Al Qaeda is promoting the upcoming online release of its first English magazine called "Inspire," and one of the first guest writers being promised is Anwar Al Awlaki, the America born cleric linked to several terror attacks on the United States.
Awlaki is tied to three of the Sept. 11, 2001, hijackers, the attack at Fort Hood military base, the attempted bombing on Christmas Day and the failed attack on Times Square earlier this year.
According to two sources, one who collects open source intelligence and the second, the NEFA Foundation, whose mission is to expose the organizations and individuals who plan, fund, and commit acts of terrorism, the website would give Awlaki a new platform to remain in contact with his followers.
The development is seen by some analysts as a strong indicator that it remains too dangerous for Awlaki to use the Internet. Awlaki's popular website was taken down after the Fort Hood shooting last November, presumably by the U.S. government, though U.S. officials will not comment on the record about the move.
A former senior intelligence official, Charlie Allen, who spent 47 years at the CIA and also ran intelligence and analysis at the Homeland Security Department, said prior to the Fort Hood shooting, Awlaki's followers numbered "in the hundreds."
Allen said many of his followers could be found in the United States and Canada, where his message was gaining some traction. Awlaki, who is a rarity because he speaks Arabic as well as colloquial English, first called for the killing of U.S. military and intelligence officers overseas. More recently, he advocated for the murder of American civilians.
Since the Fort Hood shooting, Awlaki has sent out a handful of audio statements or interviews bearing the Al Qaeda logo.
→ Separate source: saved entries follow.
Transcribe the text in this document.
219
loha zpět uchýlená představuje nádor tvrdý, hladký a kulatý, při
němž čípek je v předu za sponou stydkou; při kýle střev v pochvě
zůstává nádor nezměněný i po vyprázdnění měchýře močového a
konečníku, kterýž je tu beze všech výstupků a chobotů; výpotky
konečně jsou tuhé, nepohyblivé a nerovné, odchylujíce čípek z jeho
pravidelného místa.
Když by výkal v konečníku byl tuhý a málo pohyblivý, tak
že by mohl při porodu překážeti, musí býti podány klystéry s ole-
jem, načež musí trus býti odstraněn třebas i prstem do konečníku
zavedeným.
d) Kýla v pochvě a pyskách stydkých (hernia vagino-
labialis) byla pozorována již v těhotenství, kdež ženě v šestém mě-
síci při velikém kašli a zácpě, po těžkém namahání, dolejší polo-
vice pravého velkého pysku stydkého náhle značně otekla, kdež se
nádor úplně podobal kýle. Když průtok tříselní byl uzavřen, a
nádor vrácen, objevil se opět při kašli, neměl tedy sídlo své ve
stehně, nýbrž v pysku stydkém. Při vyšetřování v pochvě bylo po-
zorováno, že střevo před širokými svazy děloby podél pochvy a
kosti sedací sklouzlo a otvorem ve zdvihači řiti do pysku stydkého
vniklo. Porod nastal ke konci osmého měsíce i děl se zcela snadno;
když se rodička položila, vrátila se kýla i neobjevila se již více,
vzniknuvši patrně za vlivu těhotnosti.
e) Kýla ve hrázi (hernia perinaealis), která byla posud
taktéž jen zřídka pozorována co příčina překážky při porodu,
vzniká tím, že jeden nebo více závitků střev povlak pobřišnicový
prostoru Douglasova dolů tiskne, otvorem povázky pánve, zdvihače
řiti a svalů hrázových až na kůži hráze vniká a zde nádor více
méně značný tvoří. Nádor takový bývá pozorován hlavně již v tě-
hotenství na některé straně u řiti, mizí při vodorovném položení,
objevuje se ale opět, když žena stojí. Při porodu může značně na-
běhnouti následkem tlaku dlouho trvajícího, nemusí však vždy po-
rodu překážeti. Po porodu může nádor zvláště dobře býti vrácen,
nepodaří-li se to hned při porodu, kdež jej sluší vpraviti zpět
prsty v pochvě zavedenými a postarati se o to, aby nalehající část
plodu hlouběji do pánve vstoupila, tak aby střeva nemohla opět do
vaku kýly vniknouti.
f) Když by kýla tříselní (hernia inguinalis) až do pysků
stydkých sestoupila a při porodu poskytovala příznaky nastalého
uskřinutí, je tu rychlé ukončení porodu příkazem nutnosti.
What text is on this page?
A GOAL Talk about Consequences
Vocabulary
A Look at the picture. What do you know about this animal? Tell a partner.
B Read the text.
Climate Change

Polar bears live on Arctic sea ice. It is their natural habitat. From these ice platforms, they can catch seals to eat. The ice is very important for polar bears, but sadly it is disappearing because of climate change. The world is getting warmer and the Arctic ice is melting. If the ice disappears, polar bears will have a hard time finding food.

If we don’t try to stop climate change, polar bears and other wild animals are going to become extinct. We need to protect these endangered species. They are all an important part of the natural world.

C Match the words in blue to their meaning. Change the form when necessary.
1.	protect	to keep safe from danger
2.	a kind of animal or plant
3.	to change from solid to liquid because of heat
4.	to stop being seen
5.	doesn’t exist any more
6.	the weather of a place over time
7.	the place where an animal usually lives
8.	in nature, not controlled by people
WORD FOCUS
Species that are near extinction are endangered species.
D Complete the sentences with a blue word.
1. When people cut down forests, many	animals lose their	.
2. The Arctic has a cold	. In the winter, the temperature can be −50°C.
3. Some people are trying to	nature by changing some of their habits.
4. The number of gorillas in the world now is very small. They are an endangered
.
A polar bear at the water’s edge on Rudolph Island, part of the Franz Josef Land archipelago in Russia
In one tape obtained by Fox News, Awlaki criticized the Obama administration for failing to be transparent because the e-mails between the cleric and the suspect in the Fort Hood attack, Major Nidal Hasan, have not been released.
At a security forum this week in Aspen, Colo., multiple government officials spoke about the next wave of recruits who use the Internet to connect with each other and with the message of radical Islam. Awlaki was front and center in those discussions, attended by Fox News.
Michael Leiter, head of the National Counterterrorism Center, told the two day conference in Aspen, that Awlaki had a "direct operational" role in the attempted bombing on Christmas Day.
While Leiter would not be more specific citing classified information, sources told Fox News they believe Awlaki was probably the middleman who connected the suspect, Umar Farouk Abdulmutullab, with the bomb maker in Yemen.